Acid-Base Interpretation Theory
Acid-base interpretation uses pH, bicarbonate, and PCO2 to identify the primary process behind an acid-base disturbance. An acid-base interpretation calculator helps classify acidemia, alkalemia, metabolic disorders, respiratory disorders, and possible mixed patterns. The main result is the likely primary acid-base disorder with a short reasoning pathway.
Core definitions and rules
The first step is to classify pH:
\[
\begin{aligned}
pH &< 7.35 &&\rightarrow \text{acidemia} \\
7.35 \leq pH \leq 7.45 &&\rightarrow \text{near normal} \\
pH &> 7.45 &&\rightarrow \text{alkalemia}
\end{aligned}
\]
Bicarbonate represents the metabolic side, while PCO2 represents the respiratory side:
\[
\begin{aligned}
HCO_3^- &< 22 &&\rightarrow \text{metabolic acidosis tendency} \\
HCO_3^- &> 26 &&\rightarrow \text{metabolic alkalosis tendency} \\
PCO_2 &> 45 &&\rightarrow \text{respiratory acidosis tendency} \\
PCO_2 &< 35 &&\rightarrow \text{respiratory alkalosis tendency}
\end{aligned}
\]
If anion gap support is used, the standard formula is:
\[
\begin{aligned}
AG &= [Na^+] - \left([Cl^-] + [HCO_3^-]\right)
\end{aligned}
\]
How to interpret results
A low pH points toward the variable that pushes pH downward: low HCO3− suggests metabolic acidosis, while high PCO2 suggests respiratory acidosis. A high pH points toward the variable that pushes pH upward: high HCO3− suggests metabolic alkalosis, while low PCO2 suggests respiratory alkalosis.
If both variables move in the same pH direction, a mixed disorder may be present. If pH is near normal but HCO3− and PCO2 are both abnormal, compensation or a mixed acid-base disorder should be considered.
Common pitfalls
- Classifying the disorder before checking whether pH is low, high, or near normal.
- Forgetting that high PCO2 is acidifying, while low PCO2 is alkalinizing.
- Assuming a near-normal pH means no disorder is present.

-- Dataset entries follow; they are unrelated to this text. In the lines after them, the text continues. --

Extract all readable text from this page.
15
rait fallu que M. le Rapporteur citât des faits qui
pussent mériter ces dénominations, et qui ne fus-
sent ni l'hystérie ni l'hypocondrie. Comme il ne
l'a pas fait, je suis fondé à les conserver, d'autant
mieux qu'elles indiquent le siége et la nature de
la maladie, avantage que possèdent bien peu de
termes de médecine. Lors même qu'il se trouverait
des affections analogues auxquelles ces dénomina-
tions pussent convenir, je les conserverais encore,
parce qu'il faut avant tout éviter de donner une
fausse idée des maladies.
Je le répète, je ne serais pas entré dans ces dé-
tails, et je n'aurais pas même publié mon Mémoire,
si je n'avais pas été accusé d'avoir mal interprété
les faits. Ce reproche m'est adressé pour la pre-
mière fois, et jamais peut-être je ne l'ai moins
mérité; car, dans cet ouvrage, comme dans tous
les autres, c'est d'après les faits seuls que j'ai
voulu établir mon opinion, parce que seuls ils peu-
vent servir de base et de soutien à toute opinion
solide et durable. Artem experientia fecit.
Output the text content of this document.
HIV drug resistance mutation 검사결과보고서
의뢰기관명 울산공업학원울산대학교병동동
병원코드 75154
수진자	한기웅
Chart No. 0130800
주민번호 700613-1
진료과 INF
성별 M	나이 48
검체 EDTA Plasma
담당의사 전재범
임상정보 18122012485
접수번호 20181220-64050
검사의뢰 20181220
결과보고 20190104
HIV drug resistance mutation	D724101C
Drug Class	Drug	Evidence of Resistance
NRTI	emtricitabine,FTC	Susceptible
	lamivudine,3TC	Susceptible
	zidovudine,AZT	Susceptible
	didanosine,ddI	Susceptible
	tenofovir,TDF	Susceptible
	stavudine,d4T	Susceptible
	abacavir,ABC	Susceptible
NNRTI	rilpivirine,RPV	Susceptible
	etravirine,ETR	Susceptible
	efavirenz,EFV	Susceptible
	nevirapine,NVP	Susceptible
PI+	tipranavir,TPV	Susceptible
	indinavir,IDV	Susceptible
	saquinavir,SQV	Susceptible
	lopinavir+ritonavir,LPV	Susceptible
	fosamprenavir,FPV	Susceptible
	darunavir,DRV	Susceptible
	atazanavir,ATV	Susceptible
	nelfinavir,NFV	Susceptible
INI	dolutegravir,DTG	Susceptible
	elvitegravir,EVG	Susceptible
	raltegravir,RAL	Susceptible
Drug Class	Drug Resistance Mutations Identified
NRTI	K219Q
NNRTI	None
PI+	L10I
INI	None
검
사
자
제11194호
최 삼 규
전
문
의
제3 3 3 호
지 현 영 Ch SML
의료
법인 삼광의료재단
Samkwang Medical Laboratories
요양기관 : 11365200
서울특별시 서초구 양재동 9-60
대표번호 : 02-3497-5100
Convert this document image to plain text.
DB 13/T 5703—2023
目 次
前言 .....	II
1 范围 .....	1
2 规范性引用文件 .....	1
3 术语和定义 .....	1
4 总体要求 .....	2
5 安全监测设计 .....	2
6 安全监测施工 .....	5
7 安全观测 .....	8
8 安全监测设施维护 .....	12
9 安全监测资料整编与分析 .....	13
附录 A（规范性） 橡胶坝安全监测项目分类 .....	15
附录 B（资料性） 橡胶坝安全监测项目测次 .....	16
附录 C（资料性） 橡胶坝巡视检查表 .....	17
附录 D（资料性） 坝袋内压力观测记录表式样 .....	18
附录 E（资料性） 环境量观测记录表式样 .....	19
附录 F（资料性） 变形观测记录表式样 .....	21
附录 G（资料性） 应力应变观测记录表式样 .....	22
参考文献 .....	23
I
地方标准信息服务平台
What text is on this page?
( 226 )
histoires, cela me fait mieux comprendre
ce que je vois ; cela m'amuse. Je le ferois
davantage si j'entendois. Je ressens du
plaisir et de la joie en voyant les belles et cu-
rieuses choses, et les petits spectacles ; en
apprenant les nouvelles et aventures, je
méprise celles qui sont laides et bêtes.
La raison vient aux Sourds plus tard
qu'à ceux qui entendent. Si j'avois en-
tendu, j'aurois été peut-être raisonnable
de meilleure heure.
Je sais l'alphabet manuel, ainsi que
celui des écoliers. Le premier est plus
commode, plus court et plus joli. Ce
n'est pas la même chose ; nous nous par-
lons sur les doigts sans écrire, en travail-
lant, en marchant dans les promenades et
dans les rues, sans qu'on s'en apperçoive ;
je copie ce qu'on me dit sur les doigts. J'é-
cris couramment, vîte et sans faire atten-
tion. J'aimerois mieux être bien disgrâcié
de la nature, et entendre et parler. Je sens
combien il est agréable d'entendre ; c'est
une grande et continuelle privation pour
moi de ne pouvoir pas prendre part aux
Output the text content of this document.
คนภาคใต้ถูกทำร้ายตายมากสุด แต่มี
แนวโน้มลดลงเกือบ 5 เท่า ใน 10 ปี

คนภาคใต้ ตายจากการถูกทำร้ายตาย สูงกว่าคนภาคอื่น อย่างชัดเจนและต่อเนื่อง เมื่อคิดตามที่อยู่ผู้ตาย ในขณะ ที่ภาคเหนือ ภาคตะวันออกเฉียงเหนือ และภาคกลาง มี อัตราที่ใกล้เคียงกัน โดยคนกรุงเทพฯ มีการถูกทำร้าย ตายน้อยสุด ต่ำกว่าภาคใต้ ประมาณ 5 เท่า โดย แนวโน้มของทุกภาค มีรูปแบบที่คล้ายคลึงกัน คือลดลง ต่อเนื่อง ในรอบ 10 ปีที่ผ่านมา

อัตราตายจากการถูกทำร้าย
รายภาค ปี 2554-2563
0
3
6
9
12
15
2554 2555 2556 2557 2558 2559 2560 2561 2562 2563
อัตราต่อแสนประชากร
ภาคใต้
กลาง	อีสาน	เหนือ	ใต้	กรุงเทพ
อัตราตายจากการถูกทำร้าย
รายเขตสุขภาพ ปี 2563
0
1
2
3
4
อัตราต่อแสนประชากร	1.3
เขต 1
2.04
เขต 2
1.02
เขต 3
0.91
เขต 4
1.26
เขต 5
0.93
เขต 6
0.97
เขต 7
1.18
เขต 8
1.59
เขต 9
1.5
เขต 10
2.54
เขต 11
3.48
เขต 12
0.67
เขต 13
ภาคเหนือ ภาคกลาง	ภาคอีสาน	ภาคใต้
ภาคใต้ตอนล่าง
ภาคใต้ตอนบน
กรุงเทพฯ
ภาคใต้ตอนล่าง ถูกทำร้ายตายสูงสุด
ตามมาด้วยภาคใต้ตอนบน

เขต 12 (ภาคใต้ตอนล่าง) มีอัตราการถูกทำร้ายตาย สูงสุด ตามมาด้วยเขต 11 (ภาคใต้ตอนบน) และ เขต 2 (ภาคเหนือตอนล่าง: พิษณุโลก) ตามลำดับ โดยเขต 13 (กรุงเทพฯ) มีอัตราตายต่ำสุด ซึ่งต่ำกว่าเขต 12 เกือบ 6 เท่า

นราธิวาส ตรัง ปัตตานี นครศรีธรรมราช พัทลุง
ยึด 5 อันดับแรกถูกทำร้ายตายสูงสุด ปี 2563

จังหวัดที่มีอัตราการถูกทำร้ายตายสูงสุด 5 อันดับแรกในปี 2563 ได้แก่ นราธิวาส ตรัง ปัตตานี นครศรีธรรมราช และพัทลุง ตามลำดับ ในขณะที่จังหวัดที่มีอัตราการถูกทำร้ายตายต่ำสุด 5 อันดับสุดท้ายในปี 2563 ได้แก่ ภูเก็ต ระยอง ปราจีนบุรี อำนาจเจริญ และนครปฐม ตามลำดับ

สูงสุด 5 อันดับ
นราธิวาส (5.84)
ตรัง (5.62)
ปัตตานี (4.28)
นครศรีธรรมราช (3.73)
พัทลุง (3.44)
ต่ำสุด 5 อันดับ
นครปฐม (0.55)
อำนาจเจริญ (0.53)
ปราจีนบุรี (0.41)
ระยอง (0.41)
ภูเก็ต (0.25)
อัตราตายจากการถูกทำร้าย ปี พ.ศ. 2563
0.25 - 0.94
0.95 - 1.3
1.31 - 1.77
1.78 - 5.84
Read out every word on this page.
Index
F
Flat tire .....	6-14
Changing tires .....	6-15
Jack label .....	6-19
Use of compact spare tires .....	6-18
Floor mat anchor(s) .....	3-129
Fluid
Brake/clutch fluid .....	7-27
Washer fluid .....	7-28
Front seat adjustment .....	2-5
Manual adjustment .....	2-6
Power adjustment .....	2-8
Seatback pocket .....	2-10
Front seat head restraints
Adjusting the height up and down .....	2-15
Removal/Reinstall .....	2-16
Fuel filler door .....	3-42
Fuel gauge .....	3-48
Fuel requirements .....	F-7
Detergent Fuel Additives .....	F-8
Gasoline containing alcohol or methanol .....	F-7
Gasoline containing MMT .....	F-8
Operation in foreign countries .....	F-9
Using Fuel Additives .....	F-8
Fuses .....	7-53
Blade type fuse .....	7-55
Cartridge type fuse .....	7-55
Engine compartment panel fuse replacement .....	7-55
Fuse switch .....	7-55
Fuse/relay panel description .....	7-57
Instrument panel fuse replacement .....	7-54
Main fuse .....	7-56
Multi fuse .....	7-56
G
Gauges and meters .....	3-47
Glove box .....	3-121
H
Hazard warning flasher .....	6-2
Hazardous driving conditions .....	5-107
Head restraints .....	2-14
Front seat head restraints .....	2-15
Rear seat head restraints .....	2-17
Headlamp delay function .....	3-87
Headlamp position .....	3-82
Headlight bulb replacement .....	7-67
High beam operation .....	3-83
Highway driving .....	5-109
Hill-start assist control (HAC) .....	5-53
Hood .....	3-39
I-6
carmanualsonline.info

- Using anion gap interpretation without checking bicarbonate and pH.
Micro example
If pH is 7.25, HCO3− is 12 mEq/L, and PCO2 is 28 mmHg, the pH shows acidemia and the low bicarbonate points to a primary metabolic acidosis pattern.
\[
\begin{aligned}
pH &= 7.25 \rightarrow \text{acidemia} \\
HCO_3^- &= 12\ \text{mEq/L} \rightarrow \text{metabolic acidifying process}
\end{aligned}
\]
When to use it
This tool is useful for practicing arterial blood gas interpretation, metabolic and respiratory disorder recognition, compensation checks, and anion gap support. It should not be used as the only basis for clinical diagnosis; the next step is to connect the result with clinical context, timing, oxygenation, lactate, electrolytes, and mixed-disorder analysis.